Welcome to my website. Since you have been reading for a long time, you know that this is a place where spouses understand each other's unique problems. I do hope you have taken advantage of all the resources on the home page - www.thealzheimerspouse.com - If your husband is around your age, then he falls into the EOAD category. Even though he has FTD, and not AD, he still got it early, so you may find relative information in the EOAD sections on the left side of the website.
From what you have written, it sounds like my "At a Crossroad" blog - http://www.thealzheimerspouse.com/Crossroad.htm and my "Caregiver Power" blog -http://www.thealzheimerspouse.com/Caregiverpower.htm are addressed specifically for you. You CAN HAVE A LIFE - please read those blogs and start on a new life for yourself.
I hope you will take advantage of all of the website's resources and please post often.
Jan...even when I am with my dw, I am alone...I try to invite people to my pity party, but no one shows up....Strange to be with someone and to feel so alone....
Welcome, Jan! Have some welcome hugs! (((((((((HUGS)))))))))
Once again, Phranque, you have hit the nail on the head. I'm with him all the time but he's not there. And I also feel alone. However, after last night, I know that I'm going to be even more alone. When I rolled over, I would swear he had died. He was cold and it looked like he was not breathing. However, I shook him, and he took a breath, and muttered. I sighed a sigh of relief, and settled back down. Now I know that one of these days, he won't wake up.
Hi & Welcome Jan, I am so sorry for your need to join us. I am sure you will find everyone kind, helpful & non-judgemental. My husband suffers from FTD also, he is 58, his memory started declining at 50. Again, welcome.
Jan1945 - I worried about my future and being alone as much as anyone. Like so many, this would be the first time in my adult life when I was the only one to answer the census for my address. It felt strange to make adjustments to that. Now, after over a year of being a widow (seems like such a sad term) I feel pretty good about life in general. I am a planner - figured out my finances so I could live to 100 without having to become a greeter at Wal-Mart when I turned 95. There are advantages to everything - even being alone. It is the first time in my entire life that I can be 100% selfish and do exactly what I want (as long as that doesn't include diamonds and a Mercedes, of course). I can get up in the middle of the night and work on a jigsaw puzzle if I want, eat dinner for breakfast, say yes to what I want to do and no to the things of no interest. A goal is to be healthy and stay in shape and learn to play one piece on my keyboard without a mistake. Believe me, the healthy and staying in shape are easier than that darn piano! I think the trick to all of life is to appreciate the good in each day and to let tomorrow pretty much take care of itself.

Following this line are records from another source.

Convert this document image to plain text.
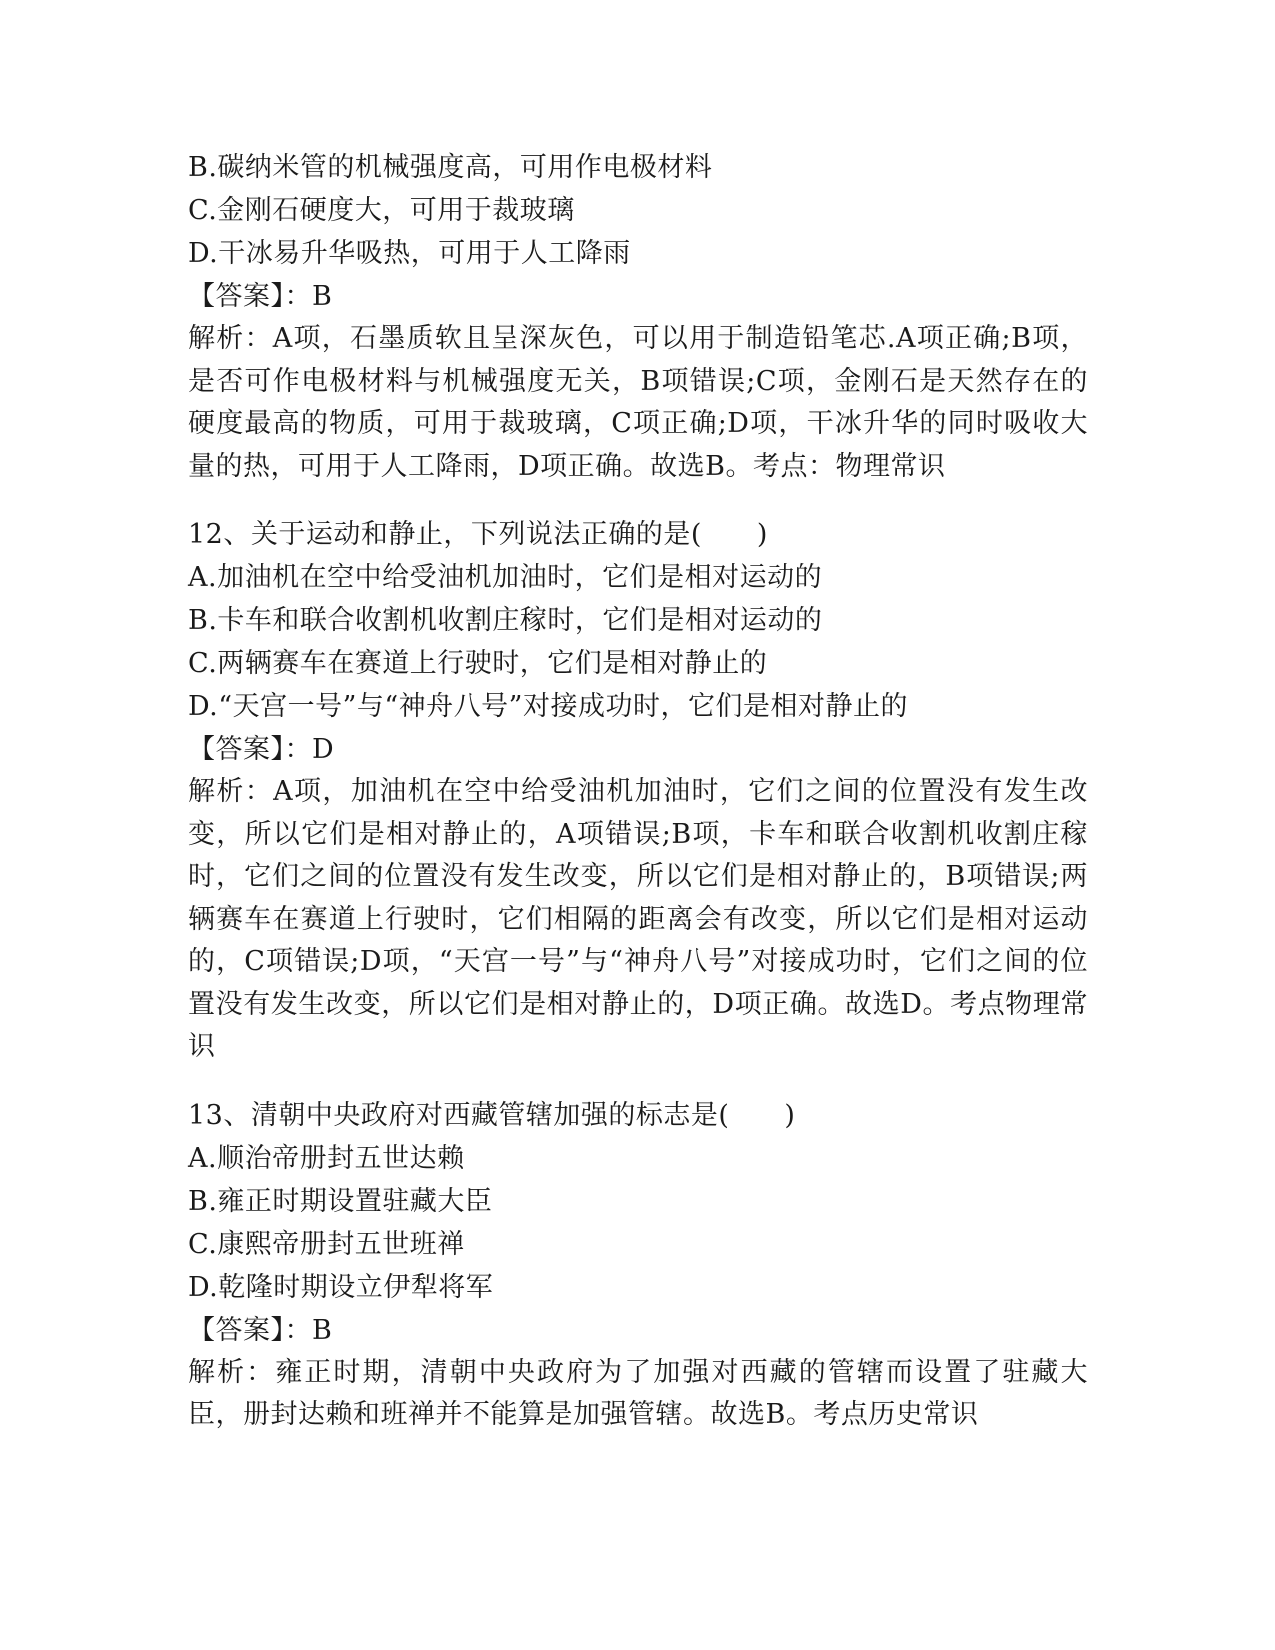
B.碳纳米管的机械强度高，可用作电极材料
C.金刚石硬度大，可用于裁玻璃
D.干冰易升华吸热，可用于人工降雨
【答案】：B
解析：A项，石墨质软且呈深灰色，可以用于制造铅笔芯.A项正确;B项，是否可作电极材料与机械强度无关，B项错误;C项，金刚石是天然存在的硬度最高的物质，可用于裁玻璃，C项正确;D项，干冰升华的同时吸收大量的热，可用于人工降雨，D项正确。故选B。考点：物理常识
12、关于运动和静止，下列说法正确的是(　　)
A.加油机在空中给受油机加油时，它们是相对运动的
B.卡车和联合收割机收割庄稼时，它们是相对运动的
C.两辆赛车在赛道上行驶时，它们是相对静止的
D.“天宫一号”与“神舟八号”对接成功时，它们是相对静止的
【答案】：D
解析：A项，加油机在空中给受油机加油时，它们之间的位置没有发生改变，所以它们是相对静止的，A项错误;B项，卡车和联合收割机收割庄稼时，它们之间的位置没有发生改变，所以它们是相对静止的，B项错误;两辆赛车在赛道上行驶时，它们相隔的距离会有改变，所以它们是相对运动的，C项错误;D项，“天宫一号”与“神舟八号”对接成功时，它们之间的位置没有发生改变，所以它们是相对静止的，D项正确。故选D。考点物理常识
13、清朝中央政府对西藏管辖加强的标志是(　　)
A.顺治帝册封五世达赖
B.雍正时期设置驻藏大臣
C.康熙帝册封五世班禅
D.乾隆时期设立伊犁将军
【答案】：B
解析：雍正时期，清朝中央政府为了加强对西藏的管辖而设置了驻藏大臣，册封达赖和班禅并不能算是加强管辖。故选B。考点历史常识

you have a wonderful attitude! I have had difficulty learning to be alone as I have been ill for awhile and can't get away from home as I would like to do. I am getting operated on next Wed. Oct.28 so hopefully that will be taken care of. I guess I will always be lonesome for my husband but know that life can be good if we stay busy. I have a security system and recommend it to you Jan. It makes me feel more secure .

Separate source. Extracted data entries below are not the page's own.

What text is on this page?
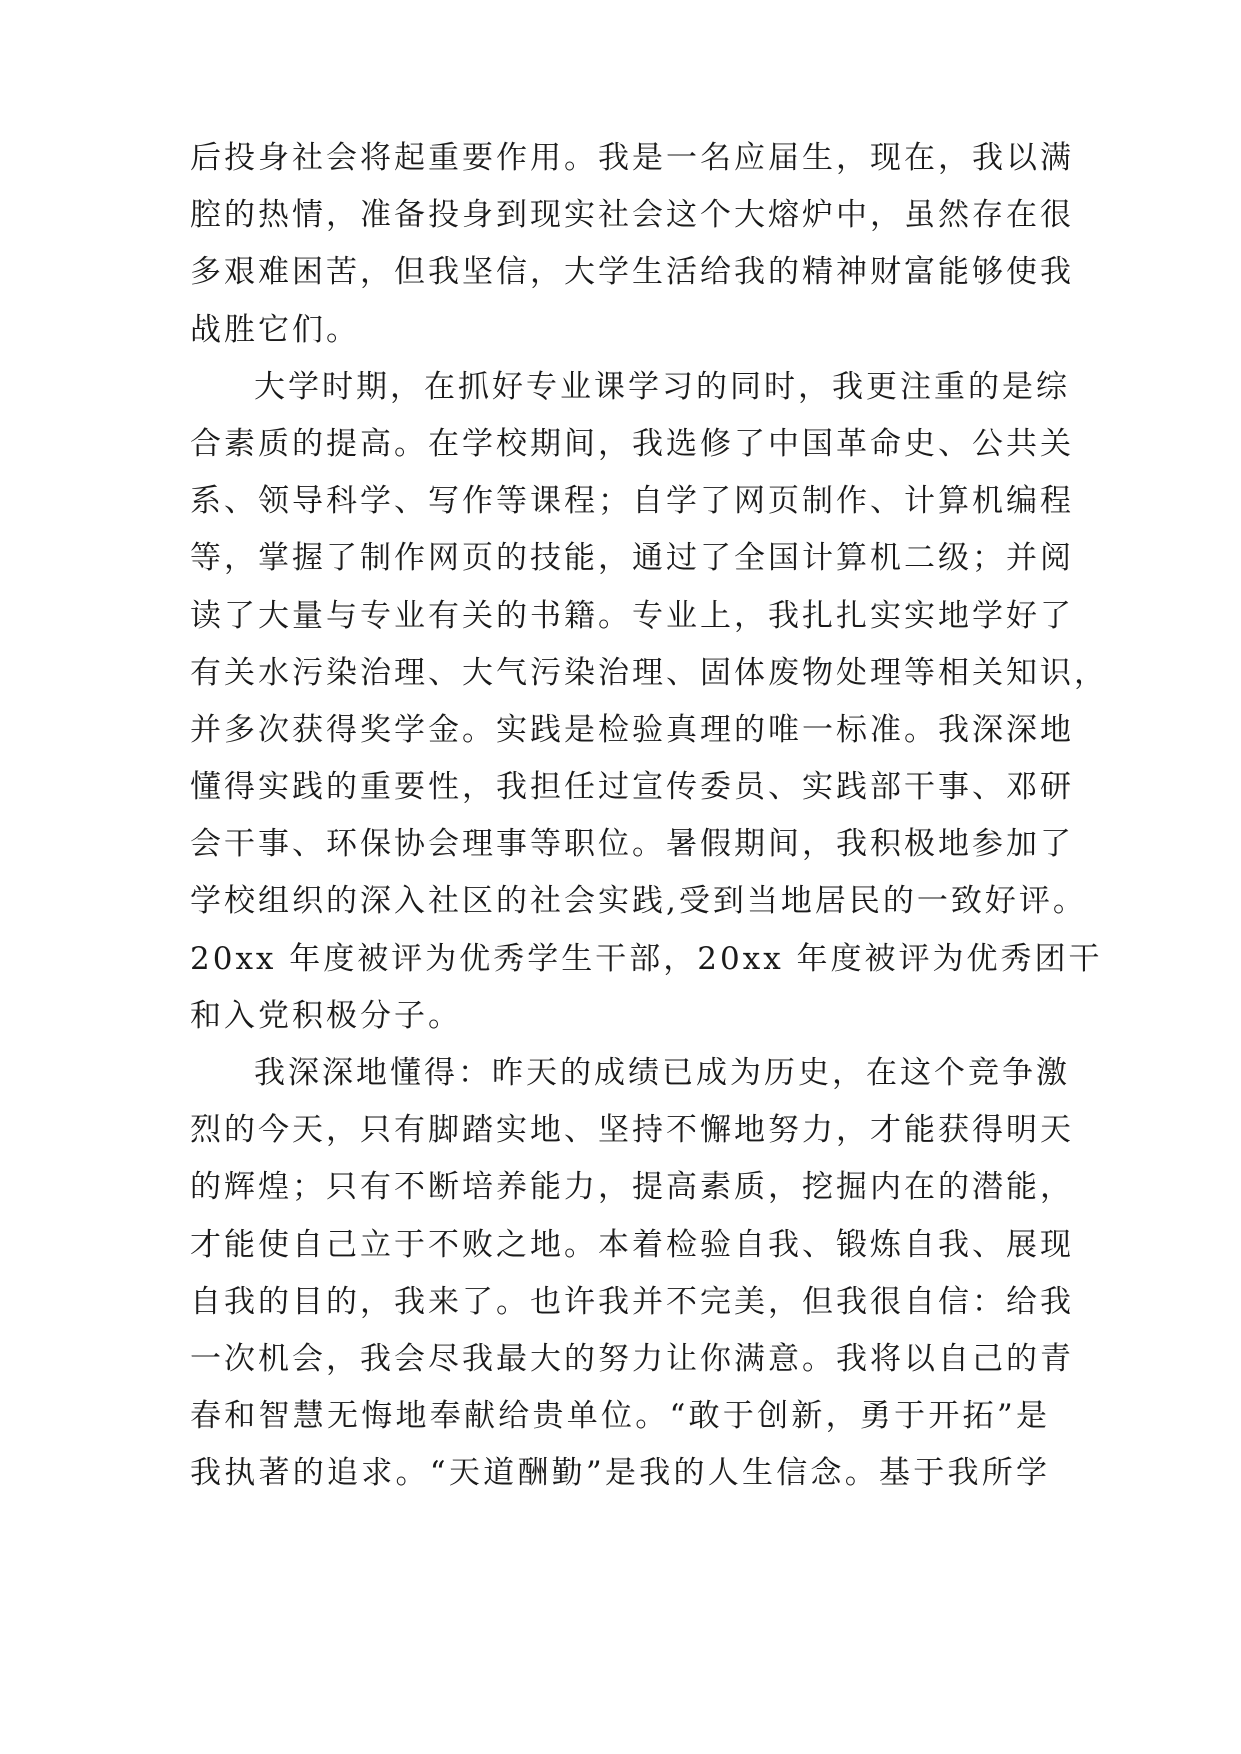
后投身社会将起重要作用。我是一名应届生，现在，我以满
腔的热情，准备投身到现实社会这个大熔炉中，虽然存在很
多艰难困苦，但我坚信，大学生活给我的精神财富能够使我
战胜它们。
大学时期，在抓好专业课学习的同时，我更注重的是综
合素质的提高。在学校期间，我选修了中国革命史、公共关
系、领导科学、写作等课程；自学了网页制作、计算机编程
等，掌握了制作网页的技能，通过了全国计算机二级；并阅
读了大量与专业有关的书籍。专业上，我扎扎实实地学好了
有关水污染治理、大气污染治理、固体废物处理等相关知识，
并多次获得奖学金。实践是检验真理的唯一标准。我深深地
懂得实践的重要性，我担任过宣传委员、实践部干事、邓研
会干事、环保协会理事等职位。暑假期间，我积极地参加了
学校组织的深入社区的社会实践,受到当地居民的一致好评。
20xx 年度被评为优秀学生干部，20xx 年度被评为优秀团干
和入党积极分子。
我深深地懂得：昨天的成绩已成为历史，在这个竞争激
烈的今天，只有脚踏实地、坚持不懈地努力，才能获得明天
的辉煌；只有不断培养能力，提高素质，挖掘内在的潜能，
才能使自己立于不败之地。本着检验自我、锻炼自我、展现
自我的目的，我来了。也许我并不完美，但我很自信：给我
一次机会，我会尽我最大的努力让你满意。我将以自己的青
春和智慧无悔地奉献给贵单位。“敢于创新，勇于开拓”是
我执著的追求。“天道酬勤”是我的人生信念。基于我所学
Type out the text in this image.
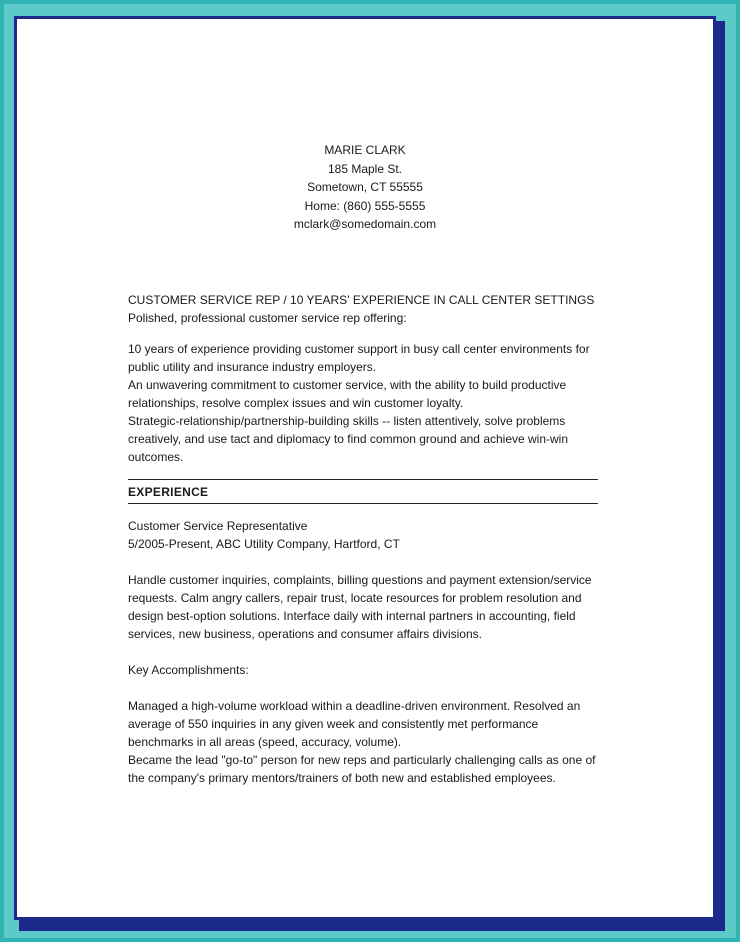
MARIE CLARK
185 Maple St.
Sometown, CT 55555
Home: (860) 555-5555
mclark@somedomain.com

CUSTOMER SERVICE REP / 10 YEARS' EXPERIENCE IN CALL CENTER SETTINGS

Polished, professional customer service rep offering:

10 years of experience providing customer support in busy call center environments for public utility and insurance industry employers.

An unwavering commitment to customer service, with the ability to build productive relationships, resolve complex issues and win customer loyalty.

Strategic-relationship/partnership-building skills -- listen attentively, solve problems creatively, and use tact and diplomacy to find common ground and achieve win-win outcomes.

EXPERIENCE

Customer Service Representative

5/2005-Present, ABC Utility Company, Hartford, CT

Handle customer inquiries, complaints, billing questions and payment extension/service requests. Calm angry callers, repair trust, locate resources for problem resolution and design best-option solutions. Interface daily with internal partners in accounting, field services, new business, operations and consumer affairs divisions.

Key Accomplishments:

Managed a high-volume workload within a deadline-driven environment. Resolved an average of 550 inquiries in any given week and consistently met performance benchmarks in all areas (speed, accuracy, volume).

Became the lead "go-to" person for new reps and particularly challenging calls as one of the company's primary mentors/trainers of both new and established employees.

Fran, how nice to hear from you. I am so happy to read that you are moving on and enjoying life. More of us need to let people know that life after losing one's spouse does not have to be a sad or unhappy existence. That doesn't mean we don't miss our "old" life, but I am loving life now. I agree with all you said...having some independence is a good thing....or at least to my way of thinking.
Being a "merry widow" is not a derogatory term...I think it really describes me......!
All I can say is Bravo to you all on you new adventure of "after". May blessings rain down upon you.
Joyful* -- please come to this site and update us after your operation on the 28th. We'll be praying for you and wishing you the best and we want to know how you are doing.